Running through deep water is an excellent exercise for your calves, thighs and core. Start jogging in a shallow area of your pool until you reach the deeper parts. The deeper the water, the harder it will be to run. You can also wear a deep water flotation belt if you want to do water jogging without touching the pool floor.

 The Spiderman

Face the pool wall with your head above water.

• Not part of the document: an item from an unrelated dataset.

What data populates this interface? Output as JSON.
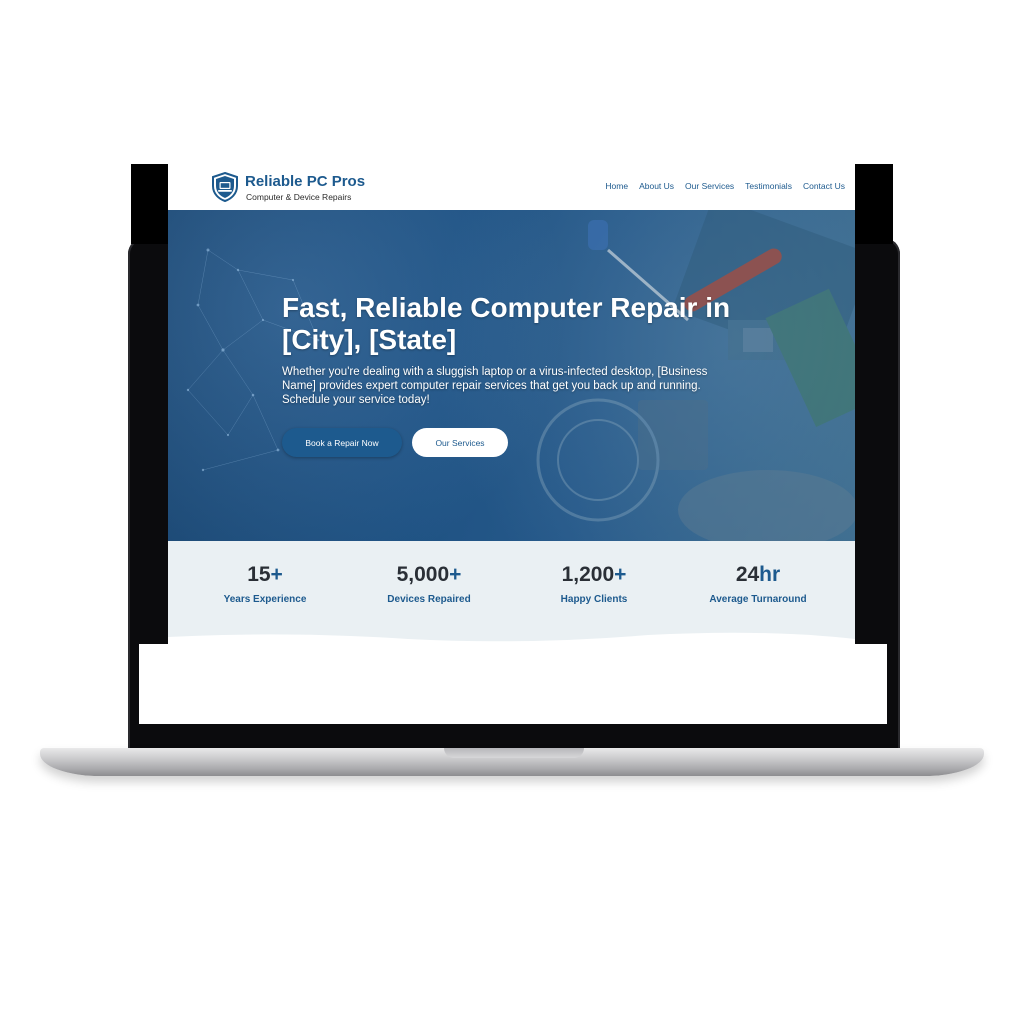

Once you’re in position, bend your legs slightly and start running on the wall, using your arms to keep your body stable. The challenge in this exercise lies in using your arms to keep you from floating away from the edge of the pool.

Scissor Kicks

Spread your arms, lay back and hold on to the edge of the pool. Open your legs into a V shape and then bring them quickly together with one ankle on top of the other. Do the same movement but with your other ankle on top without sinking both our legs. Repeat this exercise. This fun workout engages your core, quads and gluts.

Otter Roll

Grab a medium-sized beach ball, pull it to your chest and lay on top of it so you are facing the floor of the pool. Then twist your body to one side until you roll around. Hold your breath and do three complete turns then inhale again before doing another set. The Otter Roll is a great exercise for your hips and thigh muscles.

Frog Jump

Stand in the middle of a pool and rest your hands on your hips. Mimicking a common ballet pose, put your heels together with your knees bent outward. Then jump as high as you can out of the water, returning to your original position as you land. This workout helps burn fats on your inner thighs, abdomen and glut area.

Flutter Kick

Hold on to the edge of the pool, stretching out your arms and legs. If you have a paddle/kick board, rest on it for support. Start kicking your legs rapidly behind you while keeping them underwater. Focus on achieving faster moments, not higher kicks.